Une enquête menée par des scientifiques du centre de cancérologie Ville d'espoir de Californie, aux États-Unis, publié dans le magazine Recherche sur la prévention du cancer, a révélé que les composés chimiques présents dans les grenades peuvent réduire le risque de développer un type de cancer du sein associé aux récepteurs des œstrogènes.
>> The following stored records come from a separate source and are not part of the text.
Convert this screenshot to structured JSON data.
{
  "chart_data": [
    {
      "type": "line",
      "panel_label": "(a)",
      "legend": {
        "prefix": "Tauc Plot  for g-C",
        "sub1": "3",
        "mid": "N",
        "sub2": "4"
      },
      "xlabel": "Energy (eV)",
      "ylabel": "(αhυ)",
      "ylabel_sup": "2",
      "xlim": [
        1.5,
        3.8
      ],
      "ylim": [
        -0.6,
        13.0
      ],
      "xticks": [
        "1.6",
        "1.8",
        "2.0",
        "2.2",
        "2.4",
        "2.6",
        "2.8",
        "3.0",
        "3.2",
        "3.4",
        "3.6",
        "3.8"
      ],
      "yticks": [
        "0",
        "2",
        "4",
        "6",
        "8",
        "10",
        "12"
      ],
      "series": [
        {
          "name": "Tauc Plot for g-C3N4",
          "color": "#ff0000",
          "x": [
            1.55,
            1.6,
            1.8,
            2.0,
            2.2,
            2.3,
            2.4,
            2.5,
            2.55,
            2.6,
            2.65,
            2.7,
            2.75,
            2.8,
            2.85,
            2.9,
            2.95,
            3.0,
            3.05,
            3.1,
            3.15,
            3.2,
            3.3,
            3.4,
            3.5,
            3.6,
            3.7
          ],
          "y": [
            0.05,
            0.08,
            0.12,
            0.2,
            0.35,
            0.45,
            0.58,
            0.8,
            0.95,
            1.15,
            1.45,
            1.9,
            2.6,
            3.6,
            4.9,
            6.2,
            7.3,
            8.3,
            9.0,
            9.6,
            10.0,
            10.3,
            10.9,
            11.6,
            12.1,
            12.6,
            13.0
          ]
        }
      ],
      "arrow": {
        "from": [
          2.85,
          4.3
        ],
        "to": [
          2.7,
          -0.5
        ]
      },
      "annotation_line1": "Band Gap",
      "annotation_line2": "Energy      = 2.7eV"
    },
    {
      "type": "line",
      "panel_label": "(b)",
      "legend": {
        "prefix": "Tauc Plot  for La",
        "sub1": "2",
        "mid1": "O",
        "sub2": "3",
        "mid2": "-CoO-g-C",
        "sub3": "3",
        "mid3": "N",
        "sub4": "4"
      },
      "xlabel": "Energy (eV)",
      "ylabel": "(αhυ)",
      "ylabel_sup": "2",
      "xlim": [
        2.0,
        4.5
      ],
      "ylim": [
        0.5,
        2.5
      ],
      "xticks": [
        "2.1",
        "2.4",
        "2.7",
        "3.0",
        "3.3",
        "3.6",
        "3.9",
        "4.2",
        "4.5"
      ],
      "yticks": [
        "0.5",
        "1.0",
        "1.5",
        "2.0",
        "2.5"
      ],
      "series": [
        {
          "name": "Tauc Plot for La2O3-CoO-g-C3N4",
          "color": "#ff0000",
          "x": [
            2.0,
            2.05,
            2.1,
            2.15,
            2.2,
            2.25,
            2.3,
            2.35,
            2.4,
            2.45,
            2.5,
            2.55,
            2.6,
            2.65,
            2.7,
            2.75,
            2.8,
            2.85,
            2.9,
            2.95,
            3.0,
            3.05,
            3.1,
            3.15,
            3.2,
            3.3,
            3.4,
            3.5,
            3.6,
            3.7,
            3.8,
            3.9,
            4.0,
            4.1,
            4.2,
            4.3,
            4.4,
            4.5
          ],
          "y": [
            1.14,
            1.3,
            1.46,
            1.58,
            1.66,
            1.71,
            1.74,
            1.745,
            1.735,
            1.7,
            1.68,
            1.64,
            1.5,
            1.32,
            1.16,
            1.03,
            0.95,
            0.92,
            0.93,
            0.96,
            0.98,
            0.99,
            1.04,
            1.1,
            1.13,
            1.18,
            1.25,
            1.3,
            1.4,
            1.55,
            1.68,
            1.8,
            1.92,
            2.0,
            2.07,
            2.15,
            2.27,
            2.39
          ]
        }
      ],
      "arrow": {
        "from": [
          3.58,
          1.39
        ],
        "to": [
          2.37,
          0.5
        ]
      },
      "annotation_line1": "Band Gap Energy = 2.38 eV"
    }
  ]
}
Shiuan Chen, auteur de la recherche, explique qu'ils ont réussi à identifier dix substances présentes dans la grenade qui ont la capacité d'inhiber l'activité de l'aromatase, une enzyme qui joue un rôle important dans le développement de ces tumeurs, car elle intervient dans la production d'œstrogène.

Dans des recherches antérieures, il avait déjà été prouvé que la consommation du jus de ce fruit, riche en antioxydants et en vitamines, permettait de prévenir l'apparition de maladies cardiaques, de cancers et de la maladie d'Alzheimer.

Les auteurs de l’étude ne prétendent pas que les nouveaux composés découverts remplacent les médicaments actuellement disponibles et qu’ils agissent en tant qu’inhibiteurs de l’aromatase car, comme le explique le Dr Chen, leur activité est inférieure à celle des médicaments disponibles. la recherche se concentre donc davantage sur les possibilités de prévention que sur l'efficacité thérapeutique.

Plusieurs scientifiques qui n’ont pas participé à l’étude ont souligné qu’il s’agissait là de résultats prometteurs et qu’il était pratique de mener davantage d’études permettant de valider les données obtenues. Selon Gary Stoner, de la Université d'État de l'Ohio, Il n'a pas encore été prouvé si les niveaux nécessaires pourraient être atteints chez les animaux ou chez l'homme, car les composés ne sont pas bien absorbés dans le sang lorsqu'ils sont obtenus par le régime alimentaire.

Les fruits qui préviennent le cancer du sein (Août 2019).